Huh? How are you proposing loading a 6TB CSV into memory multiple times? And then processing with awk, which generally streams one a line at a time.
Obviously we can get boxes with multiple terabytes of RAM for $50-200/hr on-demand but nobody is doing that and then also using awk. They’re loading the data into clickhouse or duckdb (at which point the ram requirement is probably 64-128GB)
I feel like this is an anecdotal story that has mixed up sizes and tools for dramatic effect.
Awk doesn't load things into memory. It processes one line at a time. So memory usage is basically zero. That said awk isn't that fast. I mean your looking at "query" times in the range of at least 30 minutes if not more.

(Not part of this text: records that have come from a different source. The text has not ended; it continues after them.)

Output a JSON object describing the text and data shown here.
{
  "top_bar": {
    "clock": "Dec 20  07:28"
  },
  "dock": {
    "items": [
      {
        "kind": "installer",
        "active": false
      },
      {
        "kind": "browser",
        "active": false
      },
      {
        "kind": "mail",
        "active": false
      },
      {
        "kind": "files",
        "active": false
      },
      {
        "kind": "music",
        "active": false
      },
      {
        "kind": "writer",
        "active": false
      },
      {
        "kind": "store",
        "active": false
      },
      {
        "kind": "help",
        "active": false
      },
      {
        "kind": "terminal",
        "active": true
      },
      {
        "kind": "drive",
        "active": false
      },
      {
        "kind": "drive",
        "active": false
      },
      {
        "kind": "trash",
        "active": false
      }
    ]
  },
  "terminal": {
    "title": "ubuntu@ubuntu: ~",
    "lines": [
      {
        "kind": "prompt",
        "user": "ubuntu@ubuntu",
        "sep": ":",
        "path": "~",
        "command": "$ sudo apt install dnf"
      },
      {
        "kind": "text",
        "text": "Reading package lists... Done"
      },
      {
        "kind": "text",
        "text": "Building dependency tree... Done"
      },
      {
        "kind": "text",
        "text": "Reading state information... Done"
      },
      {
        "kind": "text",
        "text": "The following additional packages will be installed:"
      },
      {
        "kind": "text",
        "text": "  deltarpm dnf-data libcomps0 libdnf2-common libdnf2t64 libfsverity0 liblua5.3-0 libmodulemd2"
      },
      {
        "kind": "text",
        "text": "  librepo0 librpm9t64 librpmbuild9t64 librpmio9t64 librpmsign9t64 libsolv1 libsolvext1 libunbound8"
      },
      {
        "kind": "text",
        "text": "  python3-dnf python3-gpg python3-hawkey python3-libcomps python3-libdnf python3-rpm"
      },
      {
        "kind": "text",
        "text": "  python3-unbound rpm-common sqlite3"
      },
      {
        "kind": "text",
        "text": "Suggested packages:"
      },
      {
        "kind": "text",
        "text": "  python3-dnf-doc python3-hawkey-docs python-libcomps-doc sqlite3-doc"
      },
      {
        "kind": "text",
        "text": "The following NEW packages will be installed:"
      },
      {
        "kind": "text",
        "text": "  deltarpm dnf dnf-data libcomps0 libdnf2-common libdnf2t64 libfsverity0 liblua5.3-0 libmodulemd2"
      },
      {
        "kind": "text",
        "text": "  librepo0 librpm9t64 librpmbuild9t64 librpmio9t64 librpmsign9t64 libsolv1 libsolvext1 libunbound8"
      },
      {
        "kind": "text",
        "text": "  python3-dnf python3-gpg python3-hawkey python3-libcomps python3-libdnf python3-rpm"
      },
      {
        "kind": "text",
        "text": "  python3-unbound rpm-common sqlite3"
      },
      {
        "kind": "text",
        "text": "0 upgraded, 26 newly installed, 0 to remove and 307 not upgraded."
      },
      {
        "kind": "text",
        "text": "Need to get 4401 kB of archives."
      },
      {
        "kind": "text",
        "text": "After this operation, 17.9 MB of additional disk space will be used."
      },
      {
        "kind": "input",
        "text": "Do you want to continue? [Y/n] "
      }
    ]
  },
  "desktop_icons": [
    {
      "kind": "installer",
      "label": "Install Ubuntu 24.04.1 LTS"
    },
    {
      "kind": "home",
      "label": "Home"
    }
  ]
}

Awk is imo a poor solution. I use awk all the time and I would never use it for something like this. Why not just use postgres. Its a lot more powerful, easy to setup and you get SQL which is extremely powerful. Normally I might even go with sqllite but for me 6TB is too much for sqllite.
Obviously we can get boxes with multiple terabytes of RAM for $50-200/hr on-demand but nobody is doing that and then also using awk. They’re loading the data into clickhouse or duckdb (at which point the ram requirement is probably 64-128GB)
I feel like this is an anecdotal story that has mixed up sizes and tools for dramatic effect.